Something's Coming...Good or Bad?

Not long after the last time I felt that something big was coming, news broke that Osama bin Laden had been killed by US forces. The killing of bin Laden was a major event, but it did not affect the markets too much. Perhaps there is nothing big on the horizon in the immediate future that will affect the markets, but something could very well come in the last half of September. I am not saying that it would have to be aliens or the apocalypse, but many things appear to be coming to a head in the international sphere of politics and economics. The aftershocks of the global financial crisis appear to be increasing the heat that is driving the world to a boiling point. What will happen at that boiling point no one knows.

Of course, there could be something good on the horizon. But given all the possible things that could be bad, it is difficult to imagine what that "something good" could be. Perhaps a manned journey to Mars? The discovery of a planet that is similar to Earth? A new invention that changes the world perhaps? Even with the aforementioned ideas, there doesn't really appear to be any reason to expect that things will improve anytime soon.

If economic conditions do not improve thereby calling into question the viability of the euro and the US dollar, there could be a sudden worldwide push for a global currency to remedy the global financial crisis. I suppose the question of whether a global currency would be a good thing or a bad thing is a matter of perspective. But even in the midst of war, chaos, and natural disasters, we should try to hope for the best and prepare for the worst.

Nevertheless, even if the rest of the world is only preparing for the worst, I still think we would do well in hoping that something good is right around the corner. Economic pessimism can be counter-productive if permitted to fester. Even though I understand that the worst could happen, come what may I still hope that something good is on its way in the near future.
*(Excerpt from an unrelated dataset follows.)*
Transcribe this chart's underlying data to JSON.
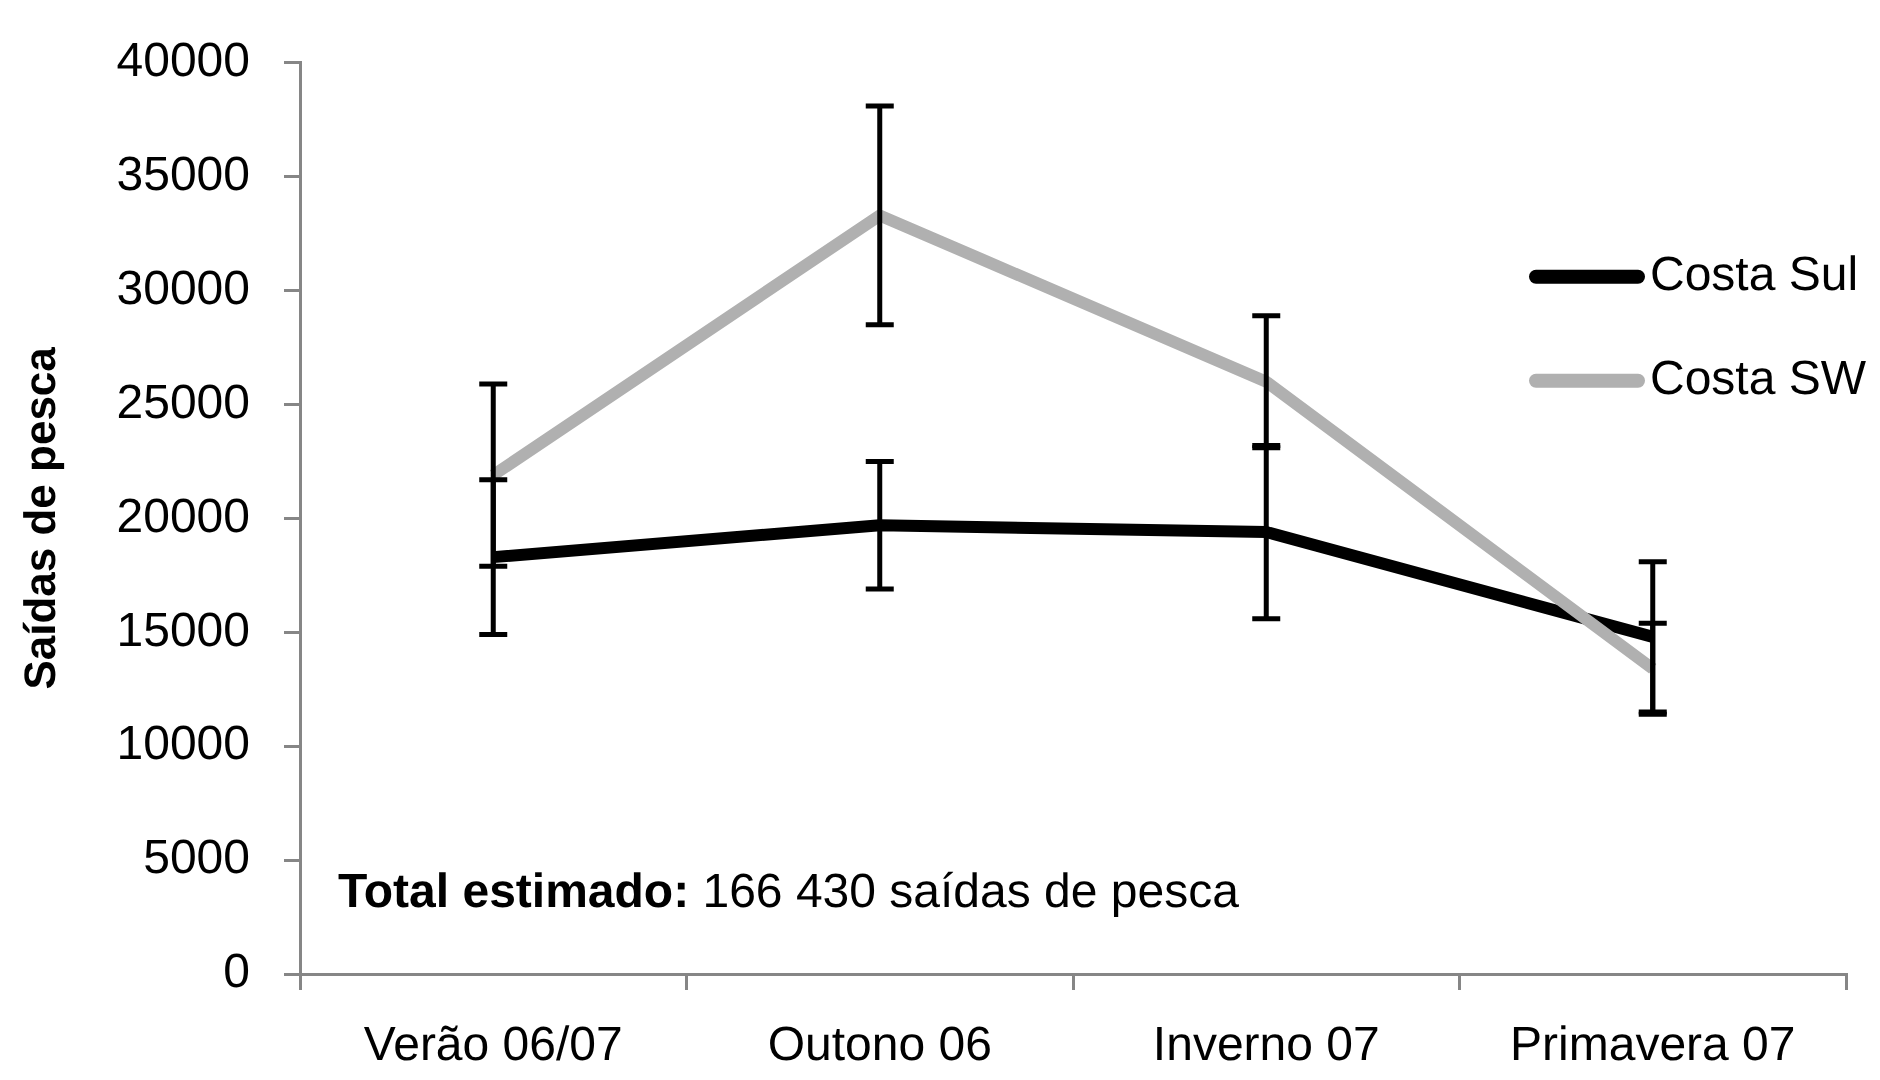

Traders who believe that something good is right around the corner might want to consider the following trades:

  • Go long on SPDR Dow Jones Industrial Average ETF (NYSE: DIA).
  • Traders who think that Israel's economy will be resilient and strong despite international pressure and threats of hostile neighbors may want to go long on iShares MSCI Israel Capped Index Fund (NYSE: EIS).
  • Traders who want to hedge against a falling dollar and falling stocks might want to look into SPDR Gold Trust (ETF) (NYSE: GLD) and iShares Silver Trust (ETF) (NYSE: SLV).

Traders who believe that something bad is right around the corner might want to consider alternative positions:

  • Traders who believe that the euro's days are numbered may want to short the EURUSD currency pair.
  • Traders who believe that the Sept. 17 protests will incapacitate Wall Street may want to short the SPDR Dow Jones Industrial Average ETF (NYSE: DIA).

Neither Benzinga nor its staff recommend that you buy, sell, or hold any security. We do not offer investment advice, personalized or otherwise. Benzinga recommends that you conduct your own due diligence and consult a certified financial professional for personalized advice about your financial situation.